Brookes cited case law which detailed a need to have reasonable standards for government bodies. Brookes cited the North Bay Village v. Blackwell case and City of Miami v. Save Brickell Ave. case where state courts affirmed a need for standards in order to avoid arbitrary decision-making.

“It affects my client and her rights because she has the right to rely on the legitimate and protectable interest in the character of her neighborhood,” Brookes said. “It’s not one or two units and it’s not a minor ambiguity, this is a huge, big deal.”

As a second-tier certiorari case, Schropp said the Second District Court of Appeal wasn’t tasked with reviewing the evidence of the reviews, only with whether the circuit court misapplied the law in its review or denied due process.

Schropp also said the constitutionality of an ordinance can’t be challenged at this stage. Schropp said a declaratory action would have to be taken against the underlying code in a separate process.
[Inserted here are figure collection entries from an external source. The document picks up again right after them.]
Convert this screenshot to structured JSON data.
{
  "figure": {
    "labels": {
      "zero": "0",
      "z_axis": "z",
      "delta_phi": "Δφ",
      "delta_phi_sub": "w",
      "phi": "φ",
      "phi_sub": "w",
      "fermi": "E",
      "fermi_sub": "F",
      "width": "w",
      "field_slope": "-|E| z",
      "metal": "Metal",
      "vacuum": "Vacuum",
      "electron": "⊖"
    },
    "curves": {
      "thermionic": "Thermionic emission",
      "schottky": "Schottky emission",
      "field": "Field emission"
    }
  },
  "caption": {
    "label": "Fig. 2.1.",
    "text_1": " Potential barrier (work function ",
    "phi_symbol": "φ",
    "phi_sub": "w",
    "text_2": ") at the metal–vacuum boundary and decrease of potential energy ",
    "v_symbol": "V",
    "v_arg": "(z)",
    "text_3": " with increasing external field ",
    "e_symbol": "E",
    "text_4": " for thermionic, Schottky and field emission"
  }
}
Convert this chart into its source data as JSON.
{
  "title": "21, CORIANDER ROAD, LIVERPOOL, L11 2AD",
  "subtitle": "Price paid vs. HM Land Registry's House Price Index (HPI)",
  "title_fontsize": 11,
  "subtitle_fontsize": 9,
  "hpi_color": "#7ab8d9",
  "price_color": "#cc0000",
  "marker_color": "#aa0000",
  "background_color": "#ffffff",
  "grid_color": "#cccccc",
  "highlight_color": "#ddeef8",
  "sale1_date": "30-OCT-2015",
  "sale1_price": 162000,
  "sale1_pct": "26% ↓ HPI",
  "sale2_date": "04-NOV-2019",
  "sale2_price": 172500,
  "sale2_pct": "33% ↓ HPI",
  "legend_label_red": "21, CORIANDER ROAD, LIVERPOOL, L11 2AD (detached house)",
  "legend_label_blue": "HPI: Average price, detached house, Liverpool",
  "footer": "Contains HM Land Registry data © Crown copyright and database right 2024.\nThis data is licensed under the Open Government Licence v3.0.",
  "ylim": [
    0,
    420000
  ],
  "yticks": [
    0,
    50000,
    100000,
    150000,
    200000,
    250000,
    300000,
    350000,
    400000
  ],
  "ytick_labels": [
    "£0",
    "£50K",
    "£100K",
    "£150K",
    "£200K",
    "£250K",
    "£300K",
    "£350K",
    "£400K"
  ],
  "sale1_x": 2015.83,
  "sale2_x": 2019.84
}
Brookes said that would take his client back to “square one” to re-litigate the constitutionality of the exceptional circumstances provision.

Town of Fort Myers Beach Attorney John Herin Jr. said the town afforded Patton due process as part of its approval for Margaritaville by holding two public hearings to adopt a zoning ordinance and held one public hearing that “spanned more than three days, 22 hours of testimony, multiple reports prepared by various experts engaged by the town.” The claim that Patton was denied due process “belies the entire record,” Herin said.

Herin also took issue with some of the cases cited by Brookes as to whether they were applicable in this matter.

Herin said the town followed its code in allowing the deviations and that the town’s land development code, pursuant to the master concept plan, requires developers to be subject to all development regulations established to protect health, safety and welfare “except where deviations have been formally granted.”

Brookes said the deviations approved by the town for Magaritaville represented “a gross increase exceedance and it’s all based on exceptional circumstance which is not further defined.”

The court will be issuing a decision at a future date.